Ben bir iki tane böyle tip tanıdım hayatımda. Bir tanesi öz babamdı; tertemiz bir kişiliği vardı da, çok aşırı asabîydi maalesef. Bir kere sinirlendi mi, kızgınlığı kontrol edilmez bir hal alırdı. Çok kırar dökerdi ortalığı (mecazî anlamda). Başka bazıları o kadar art niyetsiz değildi kuşkusuz. Örneğin biri, öfkesini kasıtlı olarak besleyip büyütürdü. Tam yatıştı sandığınız anda, gider dolaşır, geri gelir ve tekrar başlardı. Meselesi, yenmek ve ezmek arzusuyla yanıp tutuşmasıydı. İllâ son sözü söyleyecek, altta kalmayacak, hiç geri çekilmeyecek ve daha çok bağıracak; sadece maçı değil, mutlaka her bir raundu da kazanacak ve kazandığı bütün çevresindekilerce de onaylanacaktı. Bireysel vicdanı yoktu; kendini hiç sorgulamazdı. Ruhî ve siyasî çöküşüne, La Fontaine’in öküz kadar olmak isteyen kurbağası misali, şişine şişine gitti.
Fakat asıl demek istediğim şu ki, böyle sınırsız ve kayıtsız kavgacılıklara günlük hayatta rastlanabilirse de, ülkelerin iç ve dış ilişkilerinde hiç olmaz. Olamaz. Daha doğrusu, olmaması gerekir. Örneğin a-b-c noktalarında, x-y-z gerekçeleriyle “siz yanlış ve haksızsınız” demek; üstelik de bunu sesinizi yükselterek değil alçaltarak yapmak, âdetâ fısıldayarak dikkat çekmek varken, bazı spor araba reklâmlarında olduğu gibi sıfırdan 80 kilometreye 5.3 veya 3.5 saniyede çıkarcasına, “ansızın” diye tarif edilebilecek bir zaman fasılasında volkan gibi patlayıp (sözüm meclisten dışarı) “alçak… namusssuz… köpek… kalleş… aşağılık herif…” diye başlarsanız, bir kere karşı taraf belki tek bir kelimeye takıldığı için başka şey duymaz olur; sizi dinlemekten bütünüyle kopabilir ve bir parça anlayacağı vardıysa da artık hiç anlamaz hale gelebilir. İkincisi, böyle bir feveran dolaysız muhataplarınızın da, dışarıdan izleyen üçüncü tarafların da gözünde sizi haklıyken haksız duruma düşürebilir.

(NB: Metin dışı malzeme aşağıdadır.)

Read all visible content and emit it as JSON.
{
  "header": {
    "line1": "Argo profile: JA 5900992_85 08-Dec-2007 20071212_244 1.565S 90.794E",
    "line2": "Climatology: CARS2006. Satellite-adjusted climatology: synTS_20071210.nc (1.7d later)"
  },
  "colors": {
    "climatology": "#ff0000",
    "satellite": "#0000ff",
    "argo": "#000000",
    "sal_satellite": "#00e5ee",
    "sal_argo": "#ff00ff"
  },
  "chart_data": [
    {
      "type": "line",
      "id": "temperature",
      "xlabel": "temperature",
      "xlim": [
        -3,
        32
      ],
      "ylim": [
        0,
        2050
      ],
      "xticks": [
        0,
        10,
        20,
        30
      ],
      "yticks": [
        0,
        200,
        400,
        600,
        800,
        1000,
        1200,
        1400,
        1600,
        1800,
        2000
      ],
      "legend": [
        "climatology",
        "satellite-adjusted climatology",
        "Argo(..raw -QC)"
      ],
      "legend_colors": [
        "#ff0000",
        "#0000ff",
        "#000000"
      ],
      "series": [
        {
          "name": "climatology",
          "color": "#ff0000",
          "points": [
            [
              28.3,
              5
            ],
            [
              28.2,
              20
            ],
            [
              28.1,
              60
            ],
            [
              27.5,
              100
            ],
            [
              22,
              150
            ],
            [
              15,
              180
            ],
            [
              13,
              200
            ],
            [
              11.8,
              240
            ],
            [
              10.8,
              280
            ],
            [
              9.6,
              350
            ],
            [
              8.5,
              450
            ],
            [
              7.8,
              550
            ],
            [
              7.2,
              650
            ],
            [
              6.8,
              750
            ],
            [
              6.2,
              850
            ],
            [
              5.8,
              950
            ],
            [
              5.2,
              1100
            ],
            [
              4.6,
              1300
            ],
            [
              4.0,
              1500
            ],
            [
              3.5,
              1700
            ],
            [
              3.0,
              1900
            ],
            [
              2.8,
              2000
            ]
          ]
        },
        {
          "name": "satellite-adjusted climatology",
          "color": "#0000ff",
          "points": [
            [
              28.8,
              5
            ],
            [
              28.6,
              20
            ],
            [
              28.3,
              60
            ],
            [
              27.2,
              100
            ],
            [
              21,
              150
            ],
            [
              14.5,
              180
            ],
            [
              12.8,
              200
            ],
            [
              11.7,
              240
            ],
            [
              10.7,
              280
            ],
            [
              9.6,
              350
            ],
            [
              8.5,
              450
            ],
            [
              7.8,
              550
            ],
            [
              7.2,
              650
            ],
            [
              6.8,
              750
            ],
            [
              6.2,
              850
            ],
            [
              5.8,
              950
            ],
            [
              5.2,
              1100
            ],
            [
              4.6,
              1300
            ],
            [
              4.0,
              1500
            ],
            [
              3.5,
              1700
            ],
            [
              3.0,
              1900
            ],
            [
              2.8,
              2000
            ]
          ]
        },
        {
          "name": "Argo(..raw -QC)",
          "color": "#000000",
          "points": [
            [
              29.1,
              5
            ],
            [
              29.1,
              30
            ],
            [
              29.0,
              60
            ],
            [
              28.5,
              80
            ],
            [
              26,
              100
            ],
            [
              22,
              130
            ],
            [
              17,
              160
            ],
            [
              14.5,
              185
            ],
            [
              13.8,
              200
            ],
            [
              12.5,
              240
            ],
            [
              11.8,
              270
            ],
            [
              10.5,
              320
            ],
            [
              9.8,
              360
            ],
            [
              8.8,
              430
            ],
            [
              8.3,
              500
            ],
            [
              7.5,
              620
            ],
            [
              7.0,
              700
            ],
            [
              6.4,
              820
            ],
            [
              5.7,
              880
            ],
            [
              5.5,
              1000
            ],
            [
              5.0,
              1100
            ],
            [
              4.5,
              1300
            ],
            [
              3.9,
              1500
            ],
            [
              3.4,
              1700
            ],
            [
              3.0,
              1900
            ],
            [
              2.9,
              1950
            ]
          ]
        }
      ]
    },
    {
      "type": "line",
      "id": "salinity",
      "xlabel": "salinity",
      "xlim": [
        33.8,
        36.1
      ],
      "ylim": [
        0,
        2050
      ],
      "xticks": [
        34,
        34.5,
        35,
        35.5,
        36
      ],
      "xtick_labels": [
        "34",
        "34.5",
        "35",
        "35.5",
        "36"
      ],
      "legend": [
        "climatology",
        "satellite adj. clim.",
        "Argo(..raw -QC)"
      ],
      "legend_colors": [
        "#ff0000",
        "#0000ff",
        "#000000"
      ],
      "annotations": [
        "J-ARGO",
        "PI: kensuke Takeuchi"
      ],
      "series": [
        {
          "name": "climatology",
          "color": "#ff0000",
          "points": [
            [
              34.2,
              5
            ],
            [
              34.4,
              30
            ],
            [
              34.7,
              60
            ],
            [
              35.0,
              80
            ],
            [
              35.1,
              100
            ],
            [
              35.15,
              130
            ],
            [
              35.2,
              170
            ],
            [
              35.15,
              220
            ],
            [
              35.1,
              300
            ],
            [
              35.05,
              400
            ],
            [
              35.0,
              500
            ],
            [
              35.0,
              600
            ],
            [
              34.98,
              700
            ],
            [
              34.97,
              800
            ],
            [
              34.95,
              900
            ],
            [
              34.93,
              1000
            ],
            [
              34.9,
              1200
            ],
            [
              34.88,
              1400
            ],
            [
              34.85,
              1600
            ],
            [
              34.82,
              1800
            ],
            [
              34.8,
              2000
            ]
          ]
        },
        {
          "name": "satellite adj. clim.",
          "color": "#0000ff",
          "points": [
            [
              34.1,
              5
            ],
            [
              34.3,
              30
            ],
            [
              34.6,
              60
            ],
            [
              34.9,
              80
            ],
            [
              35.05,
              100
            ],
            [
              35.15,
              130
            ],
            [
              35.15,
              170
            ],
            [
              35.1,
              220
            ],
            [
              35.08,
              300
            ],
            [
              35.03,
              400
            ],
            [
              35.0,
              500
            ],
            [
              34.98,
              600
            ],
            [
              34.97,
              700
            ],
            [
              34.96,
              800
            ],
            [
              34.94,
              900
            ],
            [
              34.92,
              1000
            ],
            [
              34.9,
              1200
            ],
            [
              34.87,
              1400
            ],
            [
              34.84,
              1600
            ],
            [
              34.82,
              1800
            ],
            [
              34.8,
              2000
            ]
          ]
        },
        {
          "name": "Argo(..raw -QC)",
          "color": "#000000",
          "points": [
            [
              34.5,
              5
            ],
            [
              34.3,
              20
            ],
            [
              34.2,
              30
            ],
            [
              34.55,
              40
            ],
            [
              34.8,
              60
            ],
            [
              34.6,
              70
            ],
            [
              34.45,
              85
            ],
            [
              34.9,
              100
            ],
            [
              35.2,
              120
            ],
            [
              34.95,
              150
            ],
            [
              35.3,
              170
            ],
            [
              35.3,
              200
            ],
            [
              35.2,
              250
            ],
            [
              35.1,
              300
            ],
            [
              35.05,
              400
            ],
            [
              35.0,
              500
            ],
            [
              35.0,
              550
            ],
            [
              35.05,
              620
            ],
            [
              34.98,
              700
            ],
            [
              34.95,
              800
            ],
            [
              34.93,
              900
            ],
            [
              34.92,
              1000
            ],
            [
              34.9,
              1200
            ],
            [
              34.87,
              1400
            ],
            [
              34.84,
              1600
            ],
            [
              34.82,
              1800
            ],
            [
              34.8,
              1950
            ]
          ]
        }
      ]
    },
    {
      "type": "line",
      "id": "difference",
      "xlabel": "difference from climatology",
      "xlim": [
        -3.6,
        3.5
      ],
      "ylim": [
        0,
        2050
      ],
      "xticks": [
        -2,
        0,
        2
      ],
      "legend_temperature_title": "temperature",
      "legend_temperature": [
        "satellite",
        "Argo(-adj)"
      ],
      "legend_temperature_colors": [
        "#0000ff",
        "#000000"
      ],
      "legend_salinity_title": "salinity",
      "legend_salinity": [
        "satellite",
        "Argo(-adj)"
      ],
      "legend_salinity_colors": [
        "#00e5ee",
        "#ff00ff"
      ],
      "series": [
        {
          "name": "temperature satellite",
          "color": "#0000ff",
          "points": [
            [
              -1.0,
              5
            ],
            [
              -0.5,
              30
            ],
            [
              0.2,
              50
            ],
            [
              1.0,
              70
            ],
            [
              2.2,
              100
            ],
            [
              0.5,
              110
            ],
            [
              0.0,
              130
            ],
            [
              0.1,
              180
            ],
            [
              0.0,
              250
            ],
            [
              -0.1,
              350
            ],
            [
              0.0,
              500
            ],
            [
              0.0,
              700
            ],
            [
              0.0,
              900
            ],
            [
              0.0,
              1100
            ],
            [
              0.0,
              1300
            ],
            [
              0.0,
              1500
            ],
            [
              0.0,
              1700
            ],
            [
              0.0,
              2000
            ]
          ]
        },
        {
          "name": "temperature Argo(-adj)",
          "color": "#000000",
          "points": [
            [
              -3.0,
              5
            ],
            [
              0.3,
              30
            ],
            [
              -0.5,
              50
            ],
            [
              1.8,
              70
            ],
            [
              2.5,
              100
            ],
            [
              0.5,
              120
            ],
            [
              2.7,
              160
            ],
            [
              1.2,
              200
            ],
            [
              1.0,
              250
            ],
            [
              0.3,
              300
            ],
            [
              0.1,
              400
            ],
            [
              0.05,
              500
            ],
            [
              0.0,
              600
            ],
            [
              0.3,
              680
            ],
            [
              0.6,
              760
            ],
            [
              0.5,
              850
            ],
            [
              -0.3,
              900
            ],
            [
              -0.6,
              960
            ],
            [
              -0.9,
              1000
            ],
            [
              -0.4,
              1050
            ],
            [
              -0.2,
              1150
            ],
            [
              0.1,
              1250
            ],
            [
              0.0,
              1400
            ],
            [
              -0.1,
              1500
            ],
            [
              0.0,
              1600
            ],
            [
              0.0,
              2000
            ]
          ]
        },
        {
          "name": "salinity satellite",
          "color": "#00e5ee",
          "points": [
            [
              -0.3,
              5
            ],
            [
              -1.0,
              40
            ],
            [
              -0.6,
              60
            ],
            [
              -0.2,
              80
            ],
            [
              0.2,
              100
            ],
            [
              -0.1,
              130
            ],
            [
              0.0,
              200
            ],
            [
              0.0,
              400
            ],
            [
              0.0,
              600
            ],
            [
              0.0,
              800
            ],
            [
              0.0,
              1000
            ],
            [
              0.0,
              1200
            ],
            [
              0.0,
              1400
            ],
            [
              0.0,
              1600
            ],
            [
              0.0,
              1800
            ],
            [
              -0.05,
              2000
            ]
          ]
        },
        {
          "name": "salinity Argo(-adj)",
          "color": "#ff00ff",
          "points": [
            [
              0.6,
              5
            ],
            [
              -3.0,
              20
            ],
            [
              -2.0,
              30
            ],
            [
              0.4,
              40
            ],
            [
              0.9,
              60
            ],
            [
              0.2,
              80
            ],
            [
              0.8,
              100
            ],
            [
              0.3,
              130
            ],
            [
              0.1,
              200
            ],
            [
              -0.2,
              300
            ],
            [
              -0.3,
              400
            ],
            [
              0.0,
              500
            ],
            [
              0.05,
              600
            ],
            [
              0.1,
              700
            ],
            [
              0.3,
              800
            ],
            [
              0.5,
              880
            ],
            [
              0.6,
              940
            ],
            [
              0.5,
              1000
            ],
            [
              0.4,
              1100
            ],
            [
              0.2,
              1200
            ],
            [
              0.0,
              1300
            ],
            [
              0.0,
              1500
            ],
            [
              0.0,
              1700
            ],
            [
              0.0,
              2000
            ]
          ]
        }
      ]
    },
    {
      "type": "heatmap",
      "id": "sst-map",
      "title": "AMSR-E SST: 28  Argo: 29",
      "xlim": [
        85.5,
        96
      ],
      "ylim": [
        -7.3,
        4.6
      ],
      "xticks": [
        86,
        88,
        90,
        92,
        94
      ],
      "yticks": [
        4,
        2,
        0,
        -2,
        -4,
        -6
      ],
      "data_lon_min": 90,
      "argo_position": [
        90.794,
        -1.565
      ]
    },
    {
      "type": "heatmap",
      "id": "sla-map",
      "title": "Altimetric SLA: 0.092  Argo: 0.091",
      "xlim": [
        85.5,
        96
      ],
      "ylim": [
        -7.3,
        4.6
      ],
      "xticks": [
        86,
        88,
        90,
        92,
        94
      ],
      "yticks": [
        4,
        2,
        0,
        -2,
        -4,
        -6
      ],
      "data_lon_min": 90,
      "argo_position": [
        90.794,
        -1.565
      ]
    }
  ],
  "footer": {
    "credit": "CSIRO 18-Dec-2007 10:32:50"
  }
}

Konuyla ilgili güzel atasözlerimiz vardır, biliyorsunuz; halkın belleği ve tecrübe birikiminde öfkeyle kalkan zararla oturur veya keskin sirke, küpüne zarar gibi uyarılar boşuna yer etmiş değildir. Biraz daha genişleteyim, izin verirseniz. Erken Ortaçağda bir deyim vardır, mala pugna diye. Kötü muharebe, kazanamıyacağın muharebe, içine çekilmemen gereken muharebe, (hele, tam devletleşememiş, bürokratik bir iskelet ve düzenli vergi sistemi kuramamış yarı-kabilesel başbuğluklar açısından) varını yoğunu bozgun meydanında bırakabileceğin muharebe anlamına gelir. Savaş gibi siyasette ve diplomaside de, denk veya üstün kuvvetlere karşı böyle kesin sonuçlu çatışmalardan kaçınmak; gücünü korumak, intihar saldırılarına girişmemek ve mümkün olduğu kadar az kayıp vermek esastır. Dahası, eğer şu veya bu mücadeleyi kendi ölçüleri içinde tutup olumlu bir sonuca bağlamak istiyorsanız, ilk bakışta tuhaf görünebilir ama, karşı tarafa bir çıkış yolu bırakmak büyük önem taşır. Haydi diyelim bir tarafı (kişiyi, grubu veya hükümeti) “düşman” bellediniz. Bu teşhisin doğruluğu veya yanlışlığı bir yana; hele modern dünyada, çok muhtemelen söz konusu “öteki”ni topyekûn imha edemiyeceğinizi bilmeniz ve kabullenmeniz gerekir. Her taraftan kuşatır, çok köşeye sıkıştırır ve kaçacak yer bırakmaz, habire üzerine üzerine giderseniz, geri tepebilir. Bunu ister fiziksel planda düşünebilirsiniz, ister mânen ve lâfzen. Birçok durumda, karşıtınız veya “düşman”ınıza belirli bir manevra alanı tanımak ve hattâ geri çekilebileceği (size daha hoş ve tatmin edici gelecekse “kaçabileceği”) yönü kendi elinizle göstermek, asıl akıllı tercih olabilir.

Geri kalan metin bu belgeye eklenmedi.